Living Mind: An Inquiry into the Psychological
and Logical Foundation of Human Understanding
Hartley Burr Alexander, Late of the University of Nebraska and Scripps College
Mind and Intelligence
(A) The Mind's House
HUMAN NATURE
Every man who is born into a human society enters not only into an abode
set after a certain manner for his material sustenance but also into a
house of thought within whose characteristic structure his mind is to
be nourished and his life fashioned. He is born heir to a set of traditions
which define for him a native culture, and he is foredestined to a kind
of life which is to be his share in the realization of that culture, so
that his years participate in its history. Physically he is introduced
into a determined longitude and latitude of Earth's surface, into zone
and clime, with all the limitations which are imposed and only the permissions
which are granted by soil and sky and seasonal year, by food-resource
and power-resource, by bounty or parsimony of natural gift. Historically,
he is a citizen of his particular hour, a man of his unduplicatable generation,
appearing on the scale of time wherever may be his allotted position.
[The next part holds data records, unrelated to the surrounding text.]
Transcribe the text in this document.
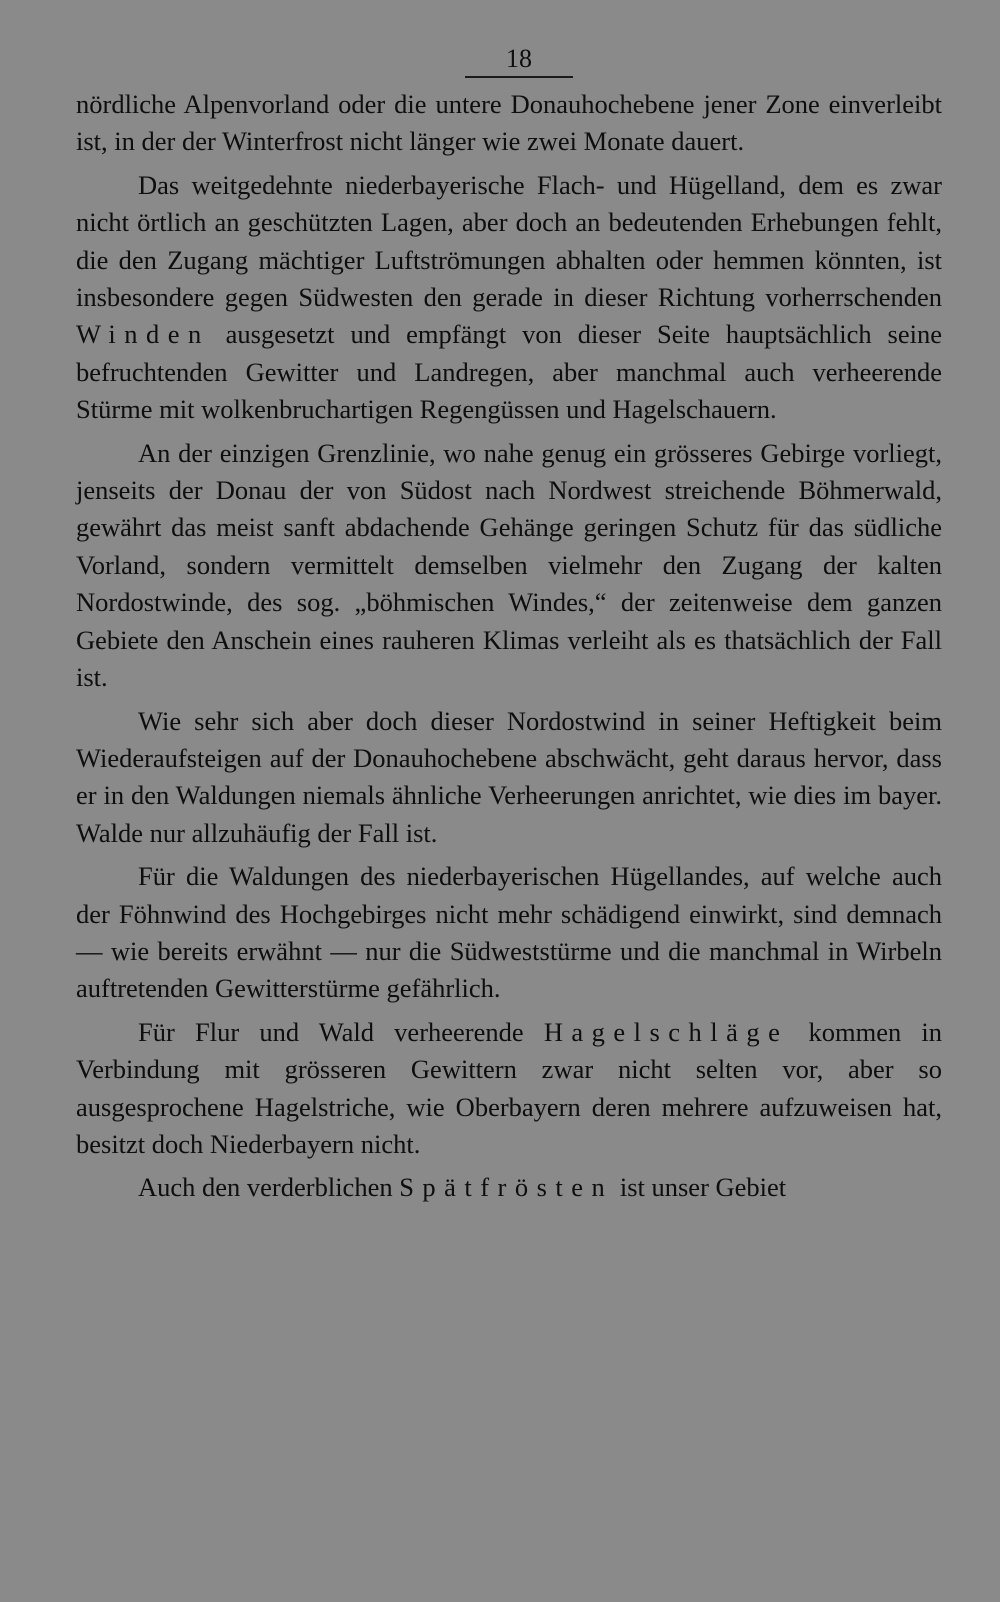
18

nördliche Alpenvorland oder die untere Donauhochebene jener Zone einverleibt ist, in der der Winterfrost nicht länger wie zwei Monate dauert.

Das weitgedehnte niederbayerische Flach- und Hügelland, dem es zwar nicht örtlich an geschützten Lagen, aber doch an bedeutenden Erhebungen fehlt, die den Zugang mächtiger Luftströmungen abhalten oder hemmen könnten, ist insbesondere gegen Südwesten den gerade in dieser Richtung vorherrschenden Winden ausgesetzt und empfängt von dieser Seite hauptsächlich seine befruchtenden Gewitter und Landregen, aber manchmal auch verheerende Stürme mit wolkenbruchartigen Regengüssen und Hagelschauern.

An der einzigen Grenzlinie, wo nahe genug ein grösseres Gebirge vorliegt, jenseits der Donau der von Südost nach Nordwest streichende Böhmerwald, gewährt das meist sanft abdachende Gehänge geringen Schutz für das südliche Vorland, sondern vermittelt demselben vielmehr den Zugang der kalten Nordostwinde, des sog. „böhmischen Windes,“ der zeitenweise dem ganzen Gebiete den Anschein eines rauheren Klimas verleiht als es thatsächlich der Fall ist.

Wie sehr sich aber doch dieser Nordostwind in seiner Heftigkeit beim Wiederaufsteigen auf der Donauhochebene abschwächt, geht daraus hervor, dass er in den Waldungen niemals ähnliche Verheerungen anrichtet, wie dies im bayer. Walde nur allzuhäufig der Fall ist.

Für die Waldungen des niederbayerischen Hügellandes, auf welche auch der Föhnwind des Hochgebirges nicht mehr schädigend einwirkt, sind demnach — wie bereits erwähnt — nur die Südweststürme und die manchmal in Wirbeln auftretenden Gewitterstürme gefährlich.

Für Flur und Wald verheerende Hagelschläge kommen in Verbindung mit grösseren Gewittern zwar nicht selten vor, aber so ausgesprochene Hagelstriche, wie Oberbayern deren mehrere aufzuweisen hat, besitzt doch Niederbayern nicht.

Auch den verderblichen Spätfrösten ist unser Gebiet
And these two, Space and Time, marking the stage and the entrance-exit
of his life, constitute his dramatic fates in the impersonal and material
sense in which Nature is their form. But beyond these he has also his
human and personal ordinations, those which gave him his character as
a man enacting a humanly intelligible role, placing him definably within
the sequence of man-custom and man-bethought events, and so actualizing
within his vital hours some moment of Human Nature. In the world men are
not only staged and timed, they are also given characters.